Every morning starts amid recent atrocities. And it's hard to comprehend – and painful to realize – how severely declined our nation is, and the speed at which it has happened.
Yet, we understand that Trump was legitimately chosen. Even after his profoundly alarming initial presidency and following the alerts that came with the awareness of the rightwing blueprint – following the leader directly said publicly he would be a dictator just on day one – a majority of citizens chose him over the other candidate.
Frightening as today's circumstances may be, it's more daunting to understand that we are just nine months into this presidential term. What will three more years of this deterioration find us? And if that period turns into a more extended duration, as there is nobody to stop this leader from determining that another term is required, perhaps for security concerns?
Certainly, all is not lost. There are congressional elections next year that could bring a different balance of power, should Democrats retake the Senate or House of the legislature. There are elected officials who are trying to apply some accountability, for example lawmakers currently launching an investigation into the attempted fund seizure by federal prosecutors.
And a leadership election in 2028 could start us down the road to recovery just as the previous vote set us on this unfortunate course.
We see numerous residents demonstrating in public spaces throughout communities, as they did in the past days at democracy demonstrations.
Robert Reich, commented this week that “the slumbering force of the US is awakening”, exactly as before after the Communist witch-hunt era in the 1950s or amid the sixties activism or throughout the Watergate scandal.
On those occasions, the unstable nation eventually was righted.
The author states he understands the signals of that resurgence and notices it unfolding at present. As evidence, he references the recent massive protests, the extensive, cross-party resistance against a broadcaster's firing and the largely united refusal by journalists to agree to the defense department’s demands they solely cover approved content.
“The dormant force consistently stays asleep before specific greed grows too toxic, some action so contemptuous toward public welfare, some brutality so disruptive, that he is compelled other than to stir.”
It's a positive outlook, and I respect the author's seasoned opinion. Perhaps he will prove to be right.
Meanwhile, the crucial issues endure: can America regain its footing? Can it reclaim its standing globally and its adherence to constitutional order?

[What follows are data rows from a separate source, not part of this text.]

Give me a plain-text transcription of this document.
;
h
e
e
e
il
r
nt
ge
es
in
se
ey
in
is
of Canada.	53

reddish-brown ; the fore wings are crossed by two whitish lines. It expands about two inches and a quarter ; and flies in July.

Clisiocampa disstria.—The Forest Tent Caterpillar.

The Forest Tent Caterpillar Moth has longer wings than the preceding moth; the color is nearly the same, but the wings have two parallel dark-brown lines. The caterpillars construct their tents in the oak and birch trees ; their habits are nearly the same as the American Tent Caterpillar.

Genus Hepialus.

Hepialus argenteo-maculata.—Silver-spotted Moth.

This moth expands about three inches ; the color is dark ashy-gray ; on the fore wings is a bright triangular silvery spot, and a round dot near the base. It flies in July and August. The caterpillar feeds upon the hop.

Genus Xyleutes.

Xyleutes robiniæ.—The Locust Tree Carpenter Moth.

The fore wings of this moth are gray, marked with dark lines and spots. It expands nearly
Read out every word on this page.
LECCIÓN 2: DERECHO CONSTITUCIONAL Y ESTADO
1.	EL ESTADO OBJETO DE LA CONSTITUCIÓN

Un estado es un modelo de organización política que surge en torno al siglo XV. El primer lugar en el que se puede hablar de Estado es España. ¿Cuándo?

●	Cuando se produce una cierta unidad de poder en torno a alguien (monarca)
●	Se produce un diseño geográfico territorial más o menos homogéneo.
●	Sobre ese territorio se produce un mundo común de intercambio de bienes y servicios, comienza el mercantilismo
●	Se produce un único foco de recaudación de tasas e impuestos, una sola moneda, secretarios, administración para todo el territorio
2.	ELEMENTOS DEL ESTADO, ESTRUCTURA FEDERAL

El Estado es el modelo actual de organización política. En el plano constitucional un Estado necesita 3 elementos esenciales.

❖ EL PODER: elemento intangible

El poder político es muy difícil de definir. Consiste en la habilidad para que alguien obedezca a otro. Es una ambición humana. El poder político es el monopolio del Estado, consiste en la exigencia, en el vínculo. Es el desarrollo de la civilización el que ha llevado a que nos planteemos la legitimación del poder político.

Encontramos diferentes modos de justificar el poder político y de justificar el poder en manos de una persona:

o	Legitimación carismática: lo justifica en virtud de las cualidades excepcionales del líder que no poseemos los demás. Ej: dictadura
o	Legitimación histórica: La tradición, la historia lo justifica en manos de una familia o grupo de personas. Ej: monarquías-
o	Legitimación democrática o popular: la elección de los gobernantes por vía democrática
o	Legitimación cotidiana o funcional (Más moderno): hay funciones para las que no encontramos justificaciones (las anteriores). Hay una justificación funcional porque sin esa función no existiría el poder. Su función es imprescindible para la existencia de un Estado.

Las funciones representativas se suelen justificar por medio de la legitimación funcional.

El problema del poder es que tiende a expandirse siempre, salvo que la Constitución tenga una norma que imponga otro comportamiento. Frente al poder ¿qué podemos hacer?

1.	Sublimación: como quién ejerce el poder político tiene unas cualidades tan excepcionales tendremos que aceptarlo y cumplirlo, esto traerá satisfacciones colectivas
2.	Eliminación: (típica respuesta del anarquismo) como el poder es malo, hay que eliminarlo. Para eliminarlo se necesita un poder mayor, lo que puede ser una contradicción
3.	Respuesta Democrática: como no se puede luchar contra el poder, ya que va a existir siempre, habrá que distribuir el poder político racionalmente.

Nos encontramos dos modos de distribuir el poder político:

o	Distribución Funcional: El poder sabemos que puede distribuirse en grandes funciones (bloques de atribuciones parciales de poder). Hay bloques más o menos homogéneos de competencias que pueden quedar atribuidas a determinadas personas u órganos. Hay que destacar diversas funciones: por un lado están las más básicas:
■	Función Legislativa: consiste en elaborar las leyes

Or do we need to admit that the 250-year-old experiment worked for a while, and then – abruptly, completely – collapsed?
My cynical mind suggests that the second option is correct; that everything might be gone. My positive feelings, nevertheless, convinces me that we need to strive, by any means we can.
For me, as a media critic, that means encouraging reporters to live up, more fully, to their purpose of holding power to account. For some people, it could mean working on election efforts, or planning demonstrations, or developing approaches to safeguard ballot privileges.
Not even one year prior, we lived in a separate situation. Twelve months later? Or in several years? The truth is, we are uncertain. The only option is to strive to continue fighting.
The engagement I experience in the classroom with young journalists, who are both idealistic and practical, {always
A passionate gamer and tech reviewer with over a decade of experience in the gaming industry, specializing in controller ergonomics and performance.